O movimento comunista mundial, após a queda dos estados operários do Leste Europeu e da restauração capitalista nesses países, mergulhou numa profunda crise em todo mundo. Não é verdade que somente o movimento trotskista se espatifou em varias organizações, mas o próprio PCB é expressão de tal crise. Do Cidadania, PSB, passando pelo PCdoB, UP, destacando correntes que compõem o próprio PSOL e o PT. Todos tiveram origem em divisões e crises que fazem parte da história do partidão…

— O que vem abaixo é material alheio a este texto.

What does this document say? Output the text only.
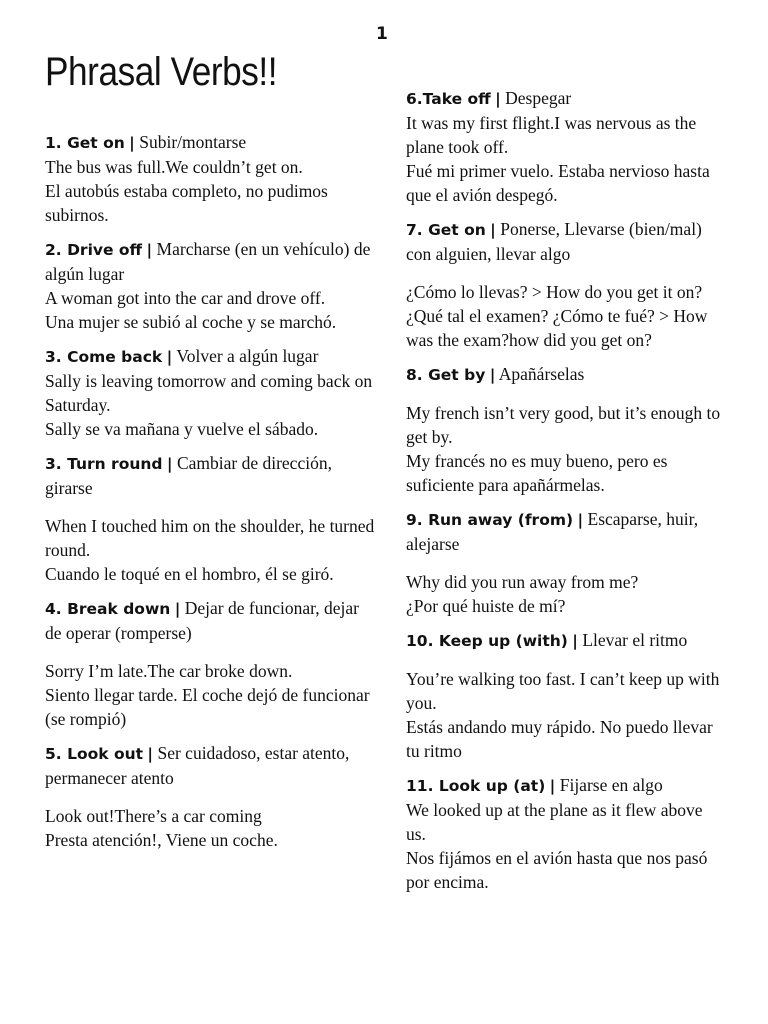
1
Phrasal Verbs!!

1. Get on | Subir/montarse

The bus was full.We couldn’t get on.

El autobús estaba completo, no pudimos subirnos.

2. Drive off | Marcharse (en un vehículo) de algún lugar

A woman got into the car and drove off.

Una mujer se subió al coche y se marchó.

3. Come back | Volver a algún lugar

Sally is leaving tomorrow and coming back on Saturday.

Sally se va mañana y vuelve el sábado.

3. Turn round | Cambiar de dirección, girarse

When I touched him on the shoulder, he turned round.

Cuando le toqué en el hombro, él se giró.

4. Break down | Dejar de funcionar, dejar de operar (romperse)

Sorry I’m late.The car broke down.

Siento llegar tarde. El coche dejó de funcionar (se rompió)

5. Look out | Ser cuidadoso, estar atento, permanecer atento

Look out!There’s a car coming

Presta atención!, Viene un coche.

6.Take off | Despegar

It was my first flight.I was nervous as the plane took off.

Fué mi primer vuelo. Estaba nervioso hasta que el avión despegó.

7. Get on | Ponerse, Llevarse (bien/mal) con alguien, llevar algo

¿Cómo lo llevas? > How do you get it on?

¿Qué tal el examen? ¿Cómo te fué? > How was the exam?how did you get on?

8. Get by | Apañárselas

My french isn’t very good, but it’s enough to get by.

My francés no es muy bueno, pero es suficiente para apañármelas.

9. Run away (from) | Escaparse, huir, alejarse

Why did you run away from me?

¿Por qué huiste de mí?

10. Keep up (with) | Llevar el ritmo

You’re walking too fast. I can’t keep up with you.

Estás andando muy rápido. No puedo llevar tu ritmo

11. Look up (at) | Fijarse en algo

We looked up at the plane as it flew above us.

Nos fijámos en el avión hasta que nos pasó por encima.
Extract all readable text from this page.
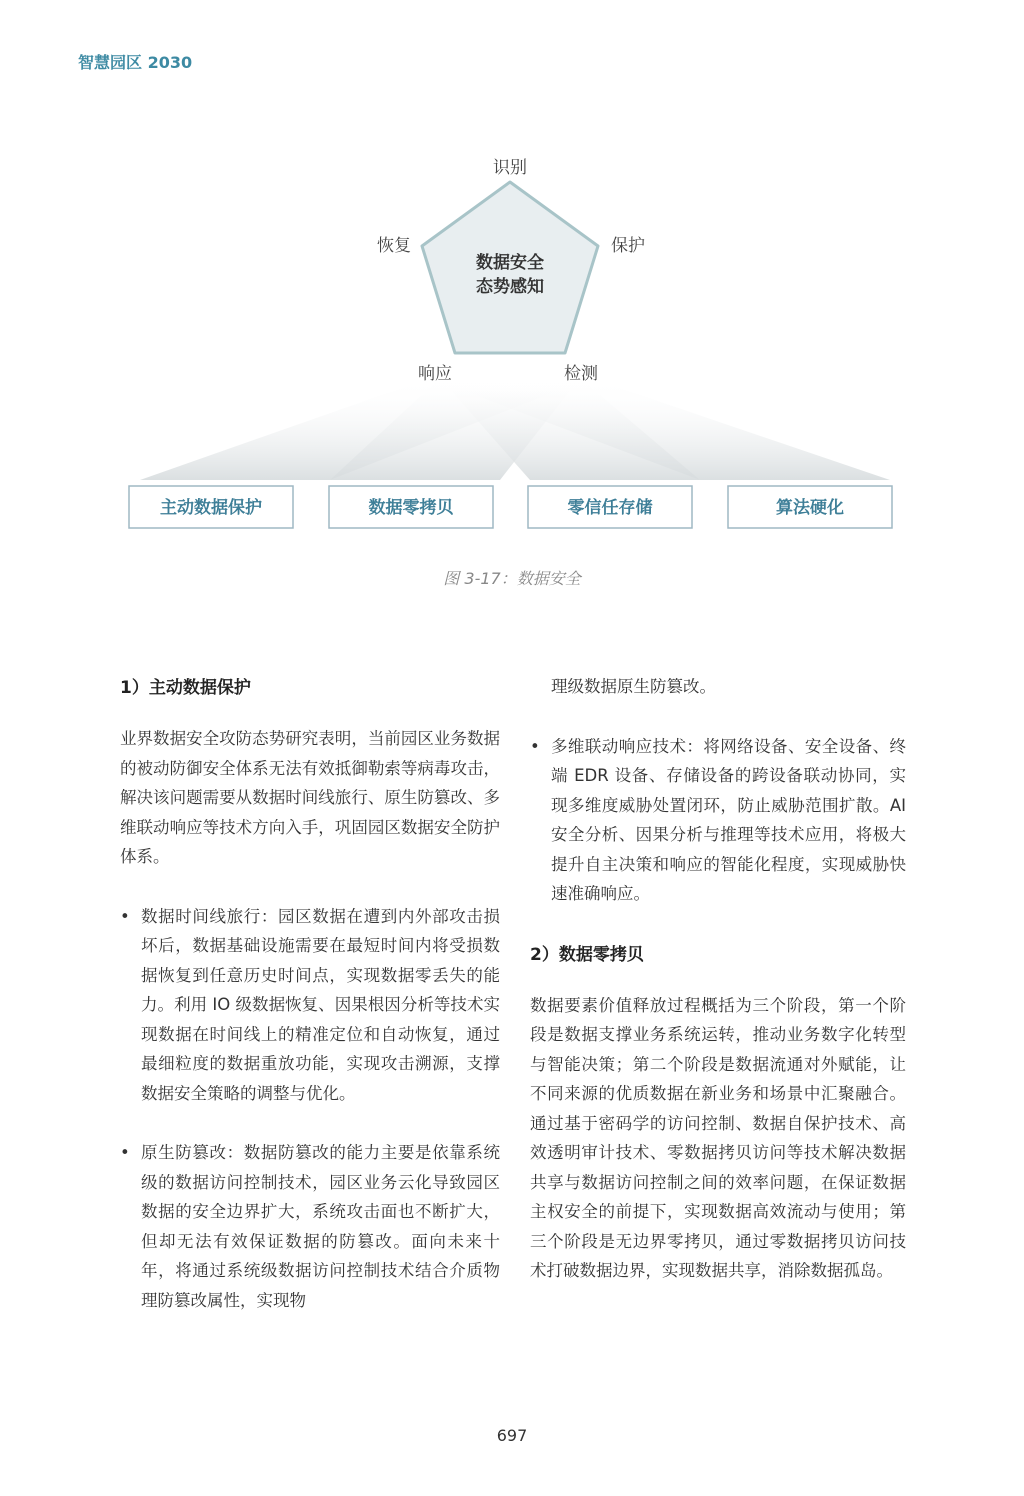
智慧园区 2030
数据安全
态势感知
识别
保护
恢复
响应	检测
主动数据保护	数据零拷贝	零信任存储	算法硬化
图 3-17：数据安全
1）主动数据保护
业界数据安全攻防态势研究表明，当前园区业务数据的被动防御安全体系无法有效抵御勒索等病毒攻击，解决该问题需要从数据时间线旅行、原生防篡改、多维联动响应等技术方向入手，巩固园区数据安全防护体系。
• 数据时间线旅行：园区数据在遭到内外部攻击损坏后，数据基础设施需要在最短时间内将受损数据恢复到任意历史时间点，实现数据零丢失的能力。利用 IO 级数据恢复、因果根因分析等技术实现数据在时间线上的精准定位和自动恢复，通过最细粒度的数据重放功能，实现攻击溯源，支撑数据安全策略的调整与优化。
• 原生防篡改：数据防篡改的能力主要是依靠系统级的数据访问控制技术，园区业务云化导致园区数据的安全边界扩大，系统攻击面也不断扩大，但却无法有效保证数据的防篡改。面向未来十年，将通过系统级数据访问控制技术结合介质物理防篡改属性，实现物
理级数据原生防篡改。
• 多维联动响应技术：将网络设备、安全设备、终端 EDR 设备、存储设备的跨设备联动协同，实现多维度威胁处置闭环，防止威胁范围扩散。AI 安全分析、因果分析与推理等技术应用，将极大提升自主决策和响应的智能化程度，实现威胁快速准确响应。
2）数据零拷贝
数据要素价值释放过程概括为三个阶段，第一个阶段是数据支撑业务系统运转，推动业务数字化转型与智能决策；第二个阶段是数据流通对外赋能，让不同来源的优质数据在新业务和场景中汇聚融合。通过基于密码学的访问控制、数据自保护技术、高效透明审计技术、零数据拷贝访问等技术解决数据共享与数据访问控制之间的效率问题，在保证数据主权安全的前提下，实现数据高效流动与使用；第三个阶段是无边界零拷贝，通过零数据拷贝访问技术打破数据边界，实现数据共享，消除数据孤岛。
697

Reconstruir os caminhos que nos leve a uma ofensiva revolucionária mundial, num momento onde a extrema direita se articula internacionalmente mostrando os dentes, vai nos exigir táticas que nos ajudem a sobreviver, a paralisar as forças inimigas da classe trabalhadora, a nos localizar para que as massas nos ouçam e aproveitar os momentos de avançar. O socialismo e a construção de um partido revolucionário de massas são estratégias permanentes, que não serão alcançadas nos auto intitulando os únicos comunistas no Brasil, nem mesmo menosprezando a necessidade da frente única para acumular forças em momentos desfavoráveis.
A Resistência/PSOL é uma organização socialista e revolucionária, somos comunistas, temos orgulho de nossa referência no partido Bolchevique, temos uma posição crítica ao legado de Stálin. Pensamos que a autocrítica das experiências soviéticas é fundamental para entendermos os tempos em que vivemos e achar saídas. Acreditamos que Leon Trotsky tem contribuições muito relevantes, em especial no combate à burocratização dos estados operários do século XX. No dia 21 de agosto, recordamos sua morte, assassinado por Ramón Mercader, agente enviado ao México pela polícia política de Stalin. Esse fato compõe uma coleção de derrotas para o movimento comunista mundial e nos ajuda a explicar a situação que nos encontramos hoje.
Em um momento em que o termo comunista é banalizado pela extrema direita, que considera até nossos inimigos de classe dessa forma, é lamentável que Jones Manoel se considere no direito de julgar quem é e quem não é comunista. Temos história, viemos de longe! E assim como nós, muitas outras organizações no Brasil e no mundo.
*Da Direção Nacional da Resistência/PSOL.